Le troisième lien entre les deux contextes (la Seconde Guerre Mondiale et le désastre de 1993 au Burundi) est l’incontournable devoir de mémoire, mais j’insiste : une mémoire honnête et sérieuse, sans discrimination! Alain Resnais n’a pas pu se défiler : il fallait qu’il réalise un film sur la Shoa, puis un autre sur Hiroshima. Il fallait les deux, et dans chaque cas, la tentation de renoncer ne pouvait s’appuyer que sur les sophismes de la lâcheté. On ne peut pas dire qu’on n’a pas le droit de parler des camps d’extermination ni d’Hiroshima et Nagasaki ni d’octobre 1993 au Burundi parce qu’on n’y était pas à l’heure du désastre. L’argument est misérable. Il ne tient pas la route dans la mesure où, plus que jamais auparavant, nous sommes contemporains de tout ce qui se passe partout dans le monde, jusque dans les coins les plus reculés. C’est ce que souligne le philosophe Sloterdijk quand il dit que la modernité est le renoncement à la possibilité d’avoir un alibi :

Si l’on demande à un contemporain : « Où étais-tu à l’heure du crime? », la réponse est : « J’étais sur le lieu du crime… Je suis à temps, dans le temps du crime, parfois sur les lieux, pas toujours, mais presque, mais toujours dans le même temps : je vois tout, j’ai tout vu… Je ne peux le nier. Je ne le nierai pas au jugement dernier. J’ai vu cela. En même temps que nous tous…[1] 

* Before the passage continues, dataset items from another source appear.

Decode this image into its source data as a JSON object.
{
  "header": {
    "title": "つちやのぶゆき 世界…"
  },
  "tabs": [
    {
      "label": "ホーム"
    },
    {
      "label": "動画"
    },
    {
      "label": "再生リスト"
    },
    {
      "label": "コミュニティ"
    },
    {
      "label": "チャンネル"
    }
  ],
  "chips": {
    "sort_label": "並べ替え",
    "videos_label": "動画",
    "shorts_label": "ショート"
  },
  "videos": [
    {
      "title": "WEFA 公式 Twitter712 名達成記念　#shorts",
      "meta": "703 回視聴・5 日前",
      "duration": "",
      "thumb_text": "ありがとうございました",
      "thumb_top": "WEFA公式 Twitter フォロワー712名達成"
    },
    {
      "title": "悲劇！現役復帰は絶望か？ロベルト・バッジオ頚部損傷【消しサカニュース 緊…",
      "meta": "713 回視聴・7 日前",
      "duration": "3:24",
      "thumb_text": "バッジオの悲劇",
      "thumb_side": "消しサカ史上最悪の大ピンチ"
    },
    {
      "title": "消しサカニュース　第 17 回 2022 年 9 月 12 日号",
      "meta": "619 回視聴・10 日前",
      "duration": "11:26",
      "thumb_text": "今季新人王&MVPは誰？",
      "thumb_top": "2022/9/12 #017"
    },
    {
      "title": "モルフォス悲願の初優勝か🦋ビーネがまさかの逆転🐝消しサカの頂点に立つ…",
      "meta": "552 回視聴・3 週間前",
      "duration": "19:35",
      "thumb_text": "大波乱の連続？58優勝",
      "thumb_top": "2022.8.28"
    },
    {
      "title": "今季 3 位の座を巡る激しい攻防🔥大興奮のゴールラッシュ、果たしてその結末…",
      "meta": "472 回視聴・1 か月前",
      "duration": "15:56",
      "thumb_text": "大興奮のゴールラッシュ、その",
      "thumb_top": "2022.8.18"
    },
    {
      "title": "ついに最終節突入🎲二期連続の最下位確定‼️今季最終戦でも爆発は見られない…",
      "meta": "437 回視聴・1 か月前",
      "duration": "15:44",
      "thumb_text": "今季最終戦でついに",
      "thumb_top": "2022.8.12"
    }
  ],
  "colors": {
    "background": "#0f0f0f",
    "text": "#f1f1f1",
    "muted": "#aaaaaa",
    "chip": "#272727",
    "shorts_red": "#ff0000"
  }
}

En ce sens, j’étais donc au Burundi en octobre en 1993. J’ai tout entendu à la radio, j’ai tout vu à la télévision. J’étais là, à l’heure mondiale. J’ai assisté à l’orgie sanglante qui n’épargnait même pas les enfants comme les deux frères de Lydia. J’ai vu cette fillette errer dans tous les pays voisins de celui qui l’a vu naître mais qui était devenu pour elle comme une matrice toxique. Je l’ai vue se faire stigmatiser au Zaïre et en Tanzanie, je l’ai vue au Rwanda manger des bouts d’os de chèvre destinés aux chiens… Je n’ai pas d’alibi et je ne le nierai pas au jugement dernier.

Que conclure? On ne peut pas lire ce livre du bout des yeux. On s’y embarque sans ambages, j’allais dire, sans espoir de retour! Ne l’ouvrez pas pour y chercher des arguments en faveur de la mémoire sélective car vous serez déçu. Par contre, si vous admettez la complexité du contexte burundais qui interdit les portraits du pays en noir et blanc, si vous êtes disposé à jeter à la rivière le ressentiment et la soif de vengeance pour recourir au carburant non polluant de l’espérance, dans ce cas, lisez ce livre comme on monte au front qui transformera les murs qui nous séparent en des ponts qui nous unissent.

* Melchior MBONIMPA est né en 1955 au Burundi, Etudes supérieures de philosophie et de théologie à Kinshasa, Rome et Montréal. Etabli au Canada,  il enseigne actuellement à l’Université de Sudbury. Il est auteur de plusieurs livres.

Par Melchior Mbonimpa*

 


 

[1] SLOTERDIJK, Peter, cité par Catherine Mavrikakis, in Condamner à mort. Les meurtres et la loi à l’écran, Presses de l’Université de Montréal, 2005, p.25-26.